The death total from Oct. 1 through Sept. 29 surpassed the previous record of 383 deaths set in 2000, according to statistics compiled by the U.S. Border Patrol.

The dead were mostly Mexicans, many from the states of Mexico, Guanajuato and Veracruz, but also from the impoverished southern states of Oaxaca and Chiapas.

Migrants continue to die in automobile accidents and from drownings while crossing roads and waterways into California and Texas, but 261, or more than half the total, perished while crossing the Arizona deserts, the busiest illegal immigrant corridor along the nation’s 2,000-mile border with Mexico.

The migrants, herded across the border by smugglers, have been traversing increasingly desolate stretches of desert as the Border Patrol cuts off more accessible routes.

Arizona’s most dangerous crossing is a 45-mile corridor between Sasabe, Mexico, and Three Points, Ariz., where the bodies of more than 40 people were found in the washes and sand since the beginning of the Border Patrol’s fiscal year.

“It’s overwhelming,” said Dr. Bruce Parks, the chief medical examiner for Pima County. Outside Parks’ office, a refrigerated tractor-trailer holds 60 bodies, mostly dead migrants, an overflow from the morgue. “This is an emergency for us.”

The death toll, largely the result of heat-related illnesses, was driven higher by more than 30 straight days of 100-degree-plus temperatures in parts of Arizona, according to the Border Patrol. The figures also reflect better record-keeping by the agency, which now checks regularly with coroners’ offices to include bodies found by other agencies.
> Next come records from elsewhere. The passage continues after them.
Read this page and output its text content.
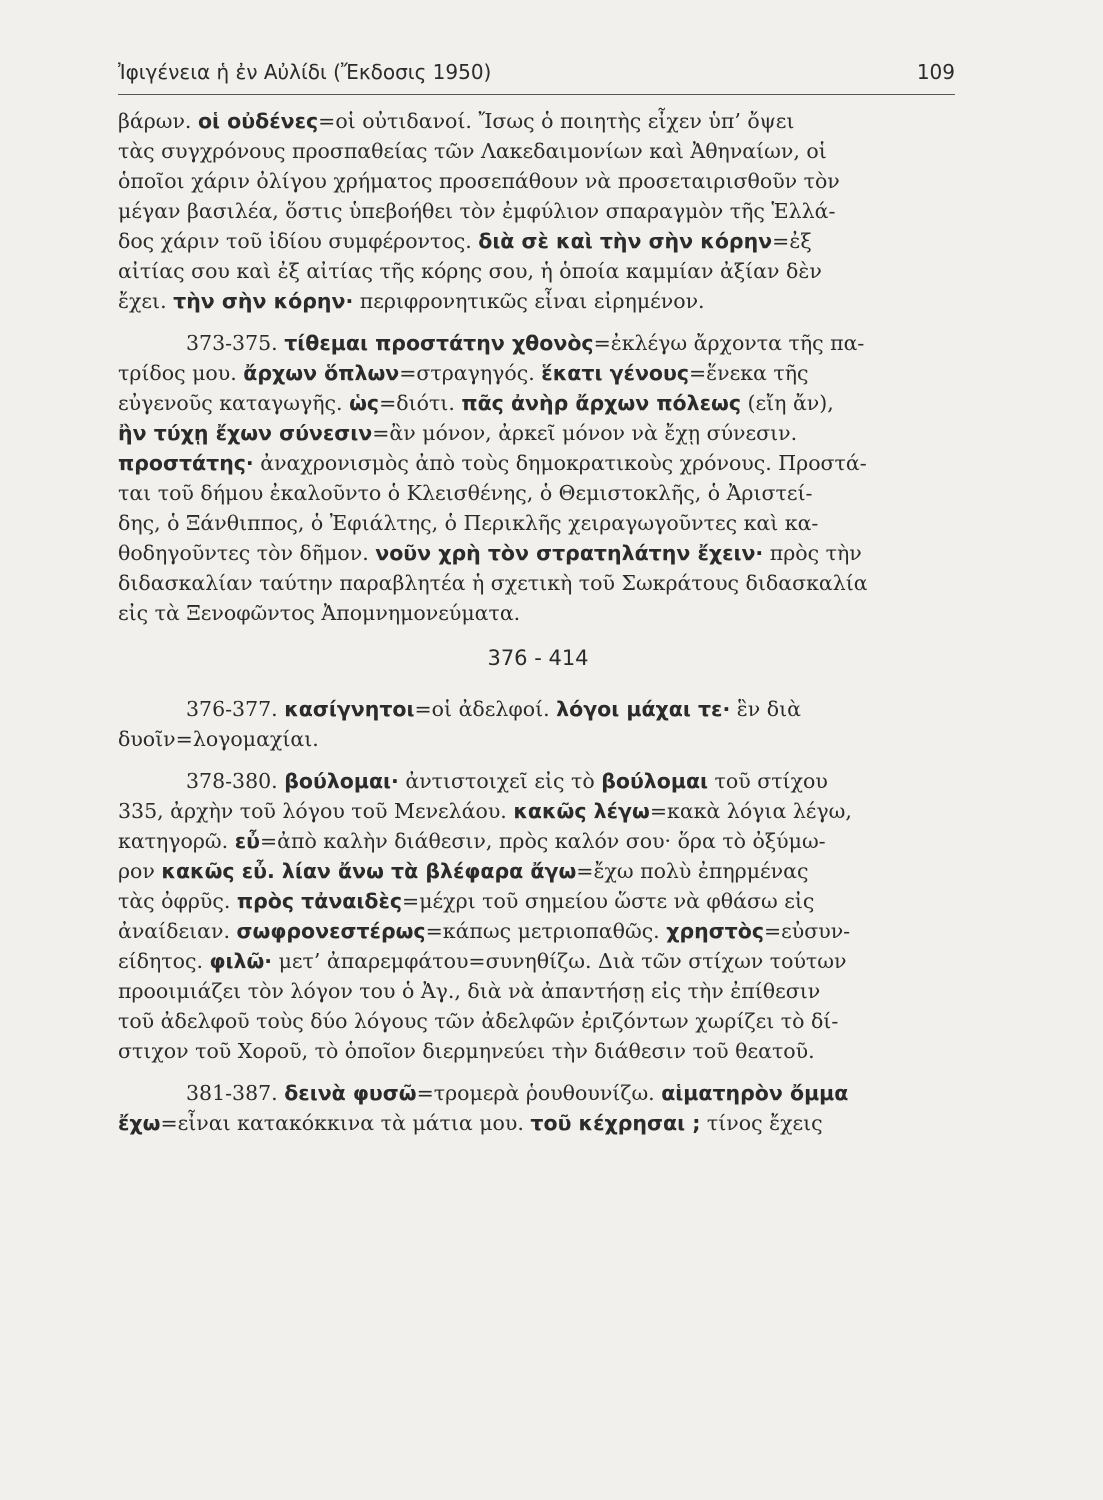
Ἰφιγένεια ἡ ἐν Αὐλίδι (Ἔκδοσις 1950)	109
βάρων. οἱ οὐδένες=οἱ οὐτιδανοί. Ἴσως ὁ ποιητὴς εἶχεν ὑπ’ ὄψει
τὰς συγχρόνους προσπαθείας τῶν Λακεδαιμονίων καὶ Ἀθηναίων, οἱ
ὁποῖοι χάριν ὀλίγου χρήματος προσεπάθουν νὰ προσεταιρισθοῦν τὸν
μέγαν βασιλέα, ὅστις ὑπεβοήθει τὸν ἐμφύλιον σπαραγμὸν τῆς Ἑλλά-
δος χάριν τοῦ ἰδίου συμφέροντος. διὰ σὲ καὶ τὴν σὴν κόρην=ἐξ
αἰτίας σου καὶ ἐξ αἰτίας τῆς κόρης σου, ἡ ὁποία καμμίαν ἀξίαν δὲν
ἔχει. τὴν σὴν κόρην· περιφρονητικῶς εἶναι εἰρημένον.
373-375. τίθεμαι προστάτην χθονὸς=ἐκλέγω ἄρχοντα τῆς πα-
τρίδος μου. ἄρχων ὅπλων=στραγηγός. ἕκατι γένους=ἕνεκα τῆς
εὐγενοῦς καταγωγῆς. ὡς=διότι. πᾶς ἀνὴρ ἄρχων πόλεως (εἴη ἄν),
ἢν τύχῃ ἔχων σύνεσιν=ἂν μόνον, ἀρκεῖ μόνον νὰ ἔχῃ σύνεσιν.
προστάτης· ἀναχρονισμὸς ἀπὸ τοὺς δημοκρατικοὺς χρόνους. Προστά-
ται τοῦ δήμου ἐκαλοῦντο ὁ Κλεισθένης, ὁ Θεμιστοκλῆς, ὁ Ἀριστεί-
δης, ὁ Ξάνθιππος, ὁ Ἐφιάλτης, ὁ Περικλῆς χειραγωγοῦντες καὶ κα-
θοδηγοῦντες τὸν δῆμον. νοῦν χρὴ τὸν στρατηλάτην ἔχειν· πρὸς τὴν
διδασκαλίαν ταύτην παραβλητέα ἡ σχετικὴ τοῦ Σωκράτους διδασκαλία
εἰς τὰ Ξενοφῶντος Ἀπομνημονεύματα.
376 - 414
376-377. κασίγνητοι=οἱ ἀδελφοί. λόγοι μάχαι τε· ἓν διὰ
δυοῖν=λογομαχίαι.
378-380. βούλομαι· ἀντιστοιχεῖ εἰς τὸ βούλομαι τοῦ στίχου
335, ἀρχὴν τοῦ λόγου τοῦ Μενελάου. κακῶς λέγω=κακὰ λόγια λέγω,
κατηγορῶ. εὖ=ἀπὸ καλὴν διάθεσιν, πρὸς καλόν σου· ὅρα τὸ ὀξύμω-
ρον κακῶς εὖ. λίαν ἄνω τὰ βλέφαρα ἄγω=ἔχω πολὺ ἐπηρμένας
τὰς ὀφρῦς. πρὸς τἀναιδὲς=μέχρι τοῦ σημείου ὥστε νὰ φθάσω εἰς
ἀναίδειαν. σωφρονεστέρως=κάπως μετριοπαθῶς. χρηστὸς=εὐσυν-
είδητος. φιλῶ· μετ’ ἀπαρεμφάτου=συνηθίζω. Διὰ τῶν στίχων τούτων
προοιμιάζει τὸν λόγον του ὁ Ἀγ., διὰ νὰ ἀπαντήσῃ εἰς τὴν ἐπίθεσιν
τοῦ ἀδελφοῦ τοὺς δύο λόγους τῶν ἀδελφῶν ἐριζόντων χωρίζει τὸ δί-
στιχον τοῦ Χοροῦ, τὸ ὁποῖον διερμηνεύει τὴν διάθεσιν τοῦ θεατοῦ.
381-387. δεινὰ φυσῶ=τρομερὰ ῥουθουνίζω. αἱματηρὸν ὄμμα
ἔχω=εἶναι κατακόκκινα τὰ μάτια μου. τοῦ κέχρησαι ; τίνος ἔχεις
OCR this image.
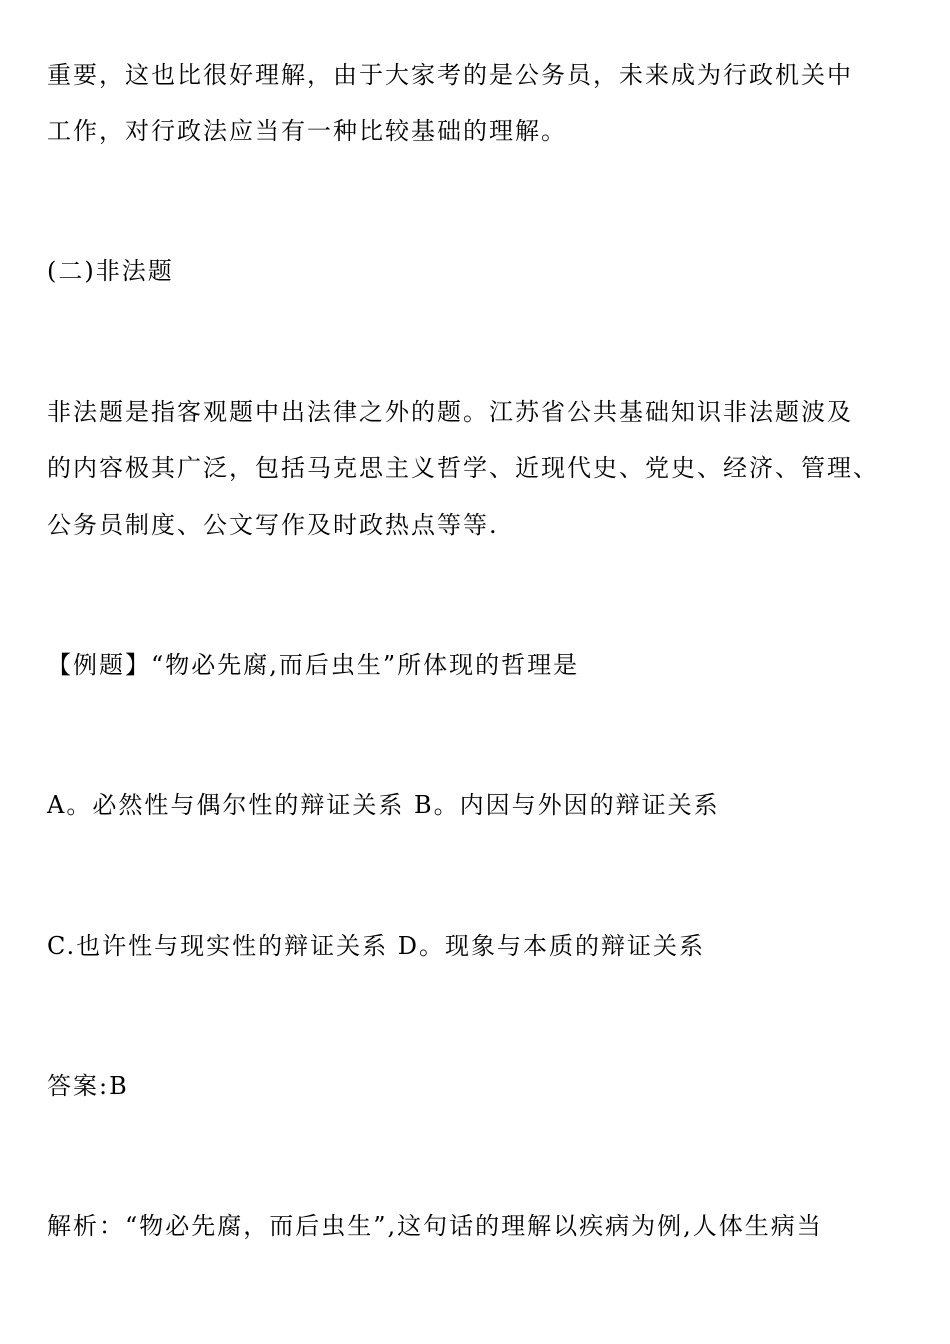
重要，这也比很好理解，由于大家考的是公务员，未来成为行政机关中
工作，对行政法应当有一种比较基础的理解。
(二)非法题
非法题是指客观题中出法律之外的题。江苏省公共基础知识非法题波及
的内容极其广泛，包括马克思主义哲学、近现代史、党史、经济、管理、
公务员制度、公文写作及时政热点等等.
【例题】“物必先腐,而后虫生”所体现的哲理是
A。必然性与偶尔性的辩证关系 B。内因与外因的辩证关系
C.也许性与现实性的辩证关系 D。现象与本质的辩证关系
答案:B
解析：“物必先腐，而后虫生”,这句话的理解以疾病为例,人体生病当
Border Patrol officials also blame the increase on smugglers who lead migrants into dangerous terrain without sufficient food or water. Facing stiffer enforcement, they are more likely to abandon migrants at the first sign of trouble, agents say.

“It’s the Sonoran Desert, miles and miles long … and absolutely no infrastructure – roads, telephone or houses – with very little shade,” said Mario Villarreal, a Border Patrol spokesman.

Immigrants rights activists say the record death total is a product of the U.S. border enforcement strategy that forces migrants to take ever more isolated routes.